Music

Iron Maiden

SSE Hydro, Glasgow

Stuart Morrison

three stars

THIS was some production. Iron Maiden's most recent album, Book of Souls, deals with the disappearance of the Mayan culture and so, naturally enough, the stage set was very much in that vein. Mystic runes, ruined temples, flames and boiling cauldrons – that sort of thing. All we needed were the band to emerge from pods and put their feet up on miniature pyramids and we would have had the complete experience.
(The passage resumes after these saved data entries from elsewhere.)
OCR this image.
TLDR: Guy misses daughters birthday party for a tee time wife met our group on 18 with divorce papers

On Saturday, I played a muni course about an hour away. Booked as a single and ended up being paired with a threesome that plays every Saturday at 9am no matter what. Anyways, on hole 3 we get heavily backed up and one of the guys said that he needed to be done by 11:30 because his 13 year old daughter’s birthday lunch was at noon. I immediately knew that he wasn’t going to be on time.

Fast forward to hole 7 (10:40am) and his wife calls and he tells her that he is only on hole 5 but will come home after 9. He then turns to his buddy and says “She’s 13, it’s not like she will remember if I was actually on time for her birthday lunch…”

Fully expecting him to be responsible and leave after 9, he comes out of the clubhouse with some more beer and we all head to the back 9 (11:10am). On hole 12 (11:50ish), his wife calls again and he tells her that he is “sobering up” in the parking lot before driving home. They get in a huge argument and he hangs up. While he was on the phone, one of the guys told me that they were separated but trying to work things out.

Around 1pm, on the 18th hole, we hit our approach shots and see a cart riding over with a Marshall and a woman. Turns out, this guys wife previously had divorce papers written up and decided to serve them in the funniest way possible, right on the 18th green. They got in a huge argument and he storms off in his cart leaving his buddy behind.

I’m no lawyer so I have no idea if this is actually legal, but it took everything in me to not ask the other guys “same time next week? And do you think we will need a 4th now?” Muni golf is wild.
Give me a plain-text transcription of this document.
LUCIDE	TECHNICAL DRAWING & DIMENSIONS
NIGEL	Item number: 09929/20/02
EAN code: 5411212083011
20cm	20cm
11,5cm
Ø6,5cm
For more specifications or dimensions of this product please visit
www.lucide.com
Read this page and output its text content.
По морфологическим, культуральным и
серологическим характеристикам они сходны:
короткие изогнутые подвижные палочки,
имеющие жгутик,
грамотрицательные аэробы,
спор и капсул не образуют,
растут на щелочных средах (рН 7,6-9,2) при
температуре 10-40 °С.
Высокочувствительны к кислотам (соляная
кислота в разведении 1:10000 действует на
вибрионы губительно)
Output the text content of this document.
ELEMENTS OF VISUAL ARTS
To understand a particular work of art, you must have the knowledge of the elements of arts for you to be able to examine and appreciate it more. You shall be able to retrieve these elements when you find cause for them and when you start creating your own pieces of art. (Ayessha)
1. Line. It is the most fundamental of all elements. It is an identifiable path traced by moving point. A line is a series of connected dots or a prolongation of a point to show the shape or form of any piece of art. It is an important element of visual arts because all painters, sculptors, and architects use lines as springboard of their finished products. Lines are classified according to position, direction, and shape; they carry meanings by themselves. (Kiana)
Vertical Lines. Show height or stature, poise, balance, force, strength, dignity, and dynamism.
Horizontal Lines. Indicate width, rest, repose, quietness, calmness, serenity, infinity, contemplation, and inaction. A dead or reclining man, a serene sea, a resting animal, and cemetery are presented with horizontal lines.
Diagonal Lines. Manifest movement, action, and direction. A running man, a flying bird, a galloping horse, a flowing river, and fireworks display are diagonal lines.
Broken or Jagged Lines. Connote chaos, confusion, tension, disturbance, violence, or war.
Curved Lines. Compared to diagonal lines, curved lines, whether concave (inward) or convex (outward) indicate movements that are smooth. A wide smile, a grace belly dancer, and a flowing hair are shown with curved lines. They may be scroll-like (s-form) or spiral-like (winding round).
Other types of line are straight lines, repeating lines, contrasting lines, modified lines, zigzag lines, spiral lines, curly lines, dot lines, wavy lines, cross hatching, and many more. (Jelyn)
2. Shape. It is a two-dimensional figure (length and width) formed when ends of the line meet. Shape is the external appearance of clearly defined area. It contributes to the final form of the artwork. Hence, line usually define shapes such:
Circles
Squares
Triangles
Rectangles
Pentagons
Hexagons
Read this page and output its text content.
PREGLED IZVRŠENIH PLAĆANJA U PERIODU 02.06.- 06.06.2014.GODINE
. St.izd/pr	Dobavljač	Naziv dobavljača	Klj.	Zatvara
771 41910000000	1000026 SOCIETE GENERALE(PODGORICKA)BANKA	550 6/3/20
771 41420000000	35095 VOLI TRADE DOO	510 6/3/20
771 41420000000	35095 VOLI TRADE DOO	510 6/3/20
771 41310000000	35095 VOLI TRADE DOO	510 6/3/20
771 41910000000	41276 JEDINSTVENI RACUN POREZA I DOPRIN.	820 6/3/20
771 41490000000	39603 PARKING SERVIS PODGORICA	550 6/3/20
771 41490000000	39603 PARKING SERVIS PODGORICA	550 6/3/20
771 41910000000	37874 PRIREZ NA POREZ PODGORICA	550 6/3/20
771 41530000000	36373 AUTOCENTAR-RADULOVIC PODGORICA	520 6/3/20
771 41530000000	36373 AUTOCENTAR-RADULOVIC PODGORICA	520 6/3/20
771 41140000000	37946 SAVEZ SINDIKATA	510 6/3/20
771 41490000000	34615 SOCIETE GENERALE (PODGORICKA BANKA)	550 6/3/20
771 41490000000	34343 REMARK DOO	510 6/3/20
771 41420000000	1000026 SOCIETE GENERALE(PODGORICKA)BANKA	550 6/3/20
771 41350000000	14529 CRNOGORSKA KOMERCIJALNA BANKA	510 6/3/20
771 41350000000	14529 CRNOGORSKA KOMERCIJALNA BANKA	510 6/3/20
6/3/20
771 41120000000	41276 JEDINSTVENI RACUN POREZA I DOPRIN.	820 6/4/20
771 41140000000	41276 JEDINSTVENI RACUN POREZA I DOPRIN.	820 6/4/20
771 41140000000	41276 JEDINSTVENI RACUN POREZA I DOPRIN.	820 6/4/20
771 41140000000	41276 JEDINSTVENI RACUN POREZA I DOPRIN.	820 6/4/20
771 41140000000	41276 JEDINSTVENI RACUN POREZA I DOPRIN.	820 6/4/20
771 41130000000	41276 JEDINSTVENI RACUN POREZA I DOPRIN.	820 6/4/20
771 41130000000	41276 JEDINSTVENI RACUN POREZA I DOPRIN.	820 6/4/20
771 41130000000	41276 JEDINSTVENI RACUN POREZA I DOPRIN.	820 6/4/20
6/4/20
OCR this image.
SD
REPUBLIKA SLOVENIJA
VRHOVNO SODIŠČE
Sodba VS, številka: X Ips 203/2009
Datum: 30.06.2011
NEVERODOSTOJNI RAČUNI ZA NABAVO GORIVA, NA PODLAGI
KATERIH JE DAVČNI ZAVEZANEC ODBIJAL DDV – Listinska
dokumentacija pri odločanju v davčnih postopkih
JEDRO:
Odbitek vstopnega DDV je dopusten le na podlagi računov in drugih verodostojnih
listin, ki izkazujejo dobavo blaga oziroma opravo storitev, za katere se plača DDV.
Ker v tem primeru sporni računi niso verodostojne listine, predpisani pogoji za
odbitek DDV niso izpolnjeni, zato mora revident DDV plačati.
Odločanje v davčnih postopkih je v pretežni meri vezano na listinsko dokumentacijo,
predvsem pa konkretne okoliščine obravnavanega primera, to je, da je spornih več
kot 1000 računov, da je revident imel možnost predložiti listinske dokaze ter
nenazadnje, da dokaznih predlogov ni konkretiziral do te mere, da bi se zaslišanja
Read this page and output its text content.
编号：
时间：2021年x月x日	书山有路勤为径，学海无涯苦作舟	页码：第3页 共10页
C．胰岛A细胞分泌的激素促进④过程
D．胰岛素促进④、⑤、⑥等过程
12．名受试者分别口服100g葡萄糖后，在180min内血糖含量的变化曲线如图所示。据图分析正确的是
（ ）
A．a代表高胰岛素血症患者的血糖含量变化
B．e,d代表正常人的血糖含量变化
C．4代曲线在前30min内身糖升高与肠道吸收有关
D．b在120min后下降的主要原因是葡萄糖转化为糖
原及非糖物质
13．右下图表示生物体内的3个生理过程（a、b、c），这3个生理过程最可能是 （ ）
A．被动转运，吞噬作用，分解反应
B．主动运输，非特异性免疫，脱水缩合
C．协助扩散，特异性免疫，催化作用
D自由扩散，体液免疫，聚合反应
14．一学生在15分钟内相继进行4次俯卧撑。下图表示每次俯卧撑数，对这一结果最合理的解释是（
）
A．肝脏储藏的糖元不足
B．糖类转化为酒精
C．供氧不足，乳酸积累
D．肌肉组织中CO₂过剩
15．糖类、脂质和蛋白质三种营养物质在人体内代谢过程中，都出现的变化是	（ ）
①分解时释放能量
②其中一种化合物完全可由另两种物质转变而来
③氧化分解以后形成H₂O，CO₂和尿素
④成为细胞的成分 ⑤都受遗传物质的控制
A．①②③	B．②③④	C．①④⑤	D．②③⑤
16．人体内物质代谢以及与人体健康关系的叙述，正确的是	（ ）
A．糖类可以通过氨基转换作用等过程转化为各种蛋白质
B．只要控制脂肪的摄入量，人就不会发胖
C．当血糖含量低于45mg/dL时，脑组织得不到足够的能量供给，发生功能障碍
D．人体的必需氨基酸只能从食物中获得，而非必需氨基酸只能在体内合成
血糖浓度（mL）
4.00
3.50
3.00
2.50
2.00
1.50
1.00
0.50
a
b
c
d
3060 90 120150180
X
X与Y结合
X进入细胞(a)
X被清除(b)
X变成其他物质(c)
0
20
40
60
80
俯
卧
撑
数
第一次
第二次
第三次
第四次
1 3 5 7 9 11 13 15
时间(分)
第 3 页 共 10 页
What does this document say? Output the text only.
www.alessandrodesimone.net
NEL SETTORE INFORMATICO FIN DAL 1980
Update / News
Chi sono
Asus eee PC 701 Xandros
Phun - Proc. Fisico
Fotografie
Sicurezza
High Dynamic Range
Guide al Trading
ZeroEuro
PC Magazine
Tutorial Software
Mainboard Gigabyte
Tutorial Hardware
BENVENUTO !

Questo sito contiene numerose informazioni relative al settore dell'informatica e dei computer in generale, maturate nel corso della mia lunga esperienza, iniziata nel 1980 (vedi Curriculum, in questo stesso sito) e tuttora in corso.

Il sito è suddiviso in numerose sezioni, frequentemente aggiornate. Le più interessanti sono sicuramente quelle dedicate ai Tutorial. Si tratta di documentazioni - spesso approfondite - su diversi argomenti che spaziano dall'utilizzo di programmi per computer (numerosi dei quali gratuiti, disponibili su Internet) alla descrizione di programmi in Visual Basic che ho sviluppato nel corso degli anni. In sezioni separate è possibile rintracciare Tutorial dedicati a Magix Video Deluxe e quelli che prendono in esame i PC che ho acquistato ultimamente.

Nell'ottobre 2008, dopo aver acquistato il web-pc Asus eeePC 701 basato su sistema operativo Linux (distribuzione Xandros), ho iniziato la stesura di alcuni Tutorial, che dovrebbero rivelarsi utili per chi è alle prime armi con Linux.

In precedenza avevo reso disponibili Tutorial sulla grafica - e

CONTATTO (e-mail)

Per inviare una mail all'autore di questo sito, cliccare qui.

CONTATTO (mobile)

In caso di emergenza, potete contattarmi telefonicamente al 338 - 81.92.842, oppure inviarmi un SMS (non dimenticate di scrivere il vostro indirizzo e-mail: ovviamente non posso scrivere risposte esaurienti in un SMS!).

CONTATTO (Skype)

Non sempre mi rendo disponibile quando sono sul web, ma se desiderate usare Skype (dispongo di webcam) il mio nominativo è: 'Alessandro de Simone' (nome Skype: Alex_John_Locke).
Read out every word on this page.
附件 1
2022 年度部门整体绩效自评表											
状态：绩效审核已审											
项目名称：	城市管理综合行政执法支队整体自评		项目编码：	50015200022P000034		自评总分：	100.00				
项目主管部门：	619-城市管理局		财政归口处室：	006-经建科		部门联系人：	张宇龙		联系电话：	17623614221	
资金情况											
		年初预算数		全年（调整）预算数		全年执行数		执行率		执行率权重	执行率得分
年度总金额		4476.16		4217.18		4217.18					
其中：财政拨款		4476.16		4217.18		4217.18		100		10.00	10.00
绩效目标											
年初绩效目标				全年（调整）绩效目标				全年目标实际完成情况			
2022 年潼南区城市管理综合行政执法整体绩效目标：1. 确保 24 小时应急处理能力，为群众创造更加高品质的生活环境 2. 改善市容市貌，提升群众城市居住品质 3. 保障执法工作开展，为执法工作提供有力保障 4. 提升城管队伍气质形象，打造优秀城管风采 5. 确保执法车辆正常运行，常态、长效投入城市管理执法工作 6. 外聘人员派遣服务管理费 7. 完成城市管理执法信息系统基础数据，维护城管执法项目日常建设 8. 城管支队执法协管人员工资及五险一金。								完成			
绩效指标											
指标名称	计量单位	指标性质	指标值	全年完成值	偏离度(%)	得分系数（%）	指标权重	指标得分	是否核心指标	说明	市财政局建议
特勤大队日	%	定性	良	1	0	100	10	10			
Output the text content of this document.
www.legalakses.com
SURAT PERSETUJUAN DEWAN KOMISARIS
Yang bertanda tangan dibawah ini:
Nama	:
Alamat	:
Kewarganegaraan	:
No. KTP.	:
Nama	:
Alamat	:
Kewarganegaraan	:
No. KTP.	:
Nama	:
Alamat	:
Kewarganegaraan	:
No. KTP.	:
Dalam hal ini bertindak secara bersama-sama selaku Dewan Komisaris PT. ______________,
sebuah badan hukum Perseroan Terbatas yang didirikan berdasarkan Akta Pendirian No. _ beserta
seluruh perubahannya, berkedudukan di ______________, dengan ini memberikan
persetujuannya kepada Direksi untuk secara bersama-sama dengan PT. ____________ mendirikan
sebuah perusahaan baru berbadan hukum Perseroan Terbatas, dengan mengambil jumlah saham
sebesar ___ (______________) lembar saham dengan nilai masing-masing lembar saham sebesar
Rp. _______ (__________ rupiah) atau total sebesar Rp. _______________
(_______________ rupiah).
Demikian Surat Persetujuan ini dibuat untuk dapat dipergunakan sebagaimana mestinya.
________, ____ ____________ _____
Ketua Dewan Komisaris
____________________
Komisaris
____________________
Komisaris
Following a lengthy video introduction sequence, featuring the band's tame zombie, Eddie, a hooded figure emerged on one of the temples, plunging his head into a smoking cauldron. Why he was doing this was not explained, but it was soon revealed, to considerable acclaim, to be singer Bruce Dickinson, whereupon he and the band launched into If Eternity Should Fail, from that record. However it wasn't so much eternity but clarity which seemed to have failed, because for about thirty five minutes we were assailed by a sound mix so spectacularly awful that discerning what was being played often proved very difficult indeed. Everything was drowned in noise during a phase when it seems that the band played Children of the Damned, because Dickinson introduced it. Matters had improved considerably by The Trooper and had sorted themselves out for the highlight of the set, Book of Souls. A really heavy track, in the Ronnie Dio mould, it was brilliantly played, with drummer Nicko McBrain, ever smiling beneath piles of drums, giving a bravura performance.

Fear of the Dark and Iron Maiden – featuring a huge, inflatable, Eddie – brought the set to a close in fine fashion, before the encore of Number of the Beast. A fabulous looking show, but it took a while for the aural dimension to match that standard.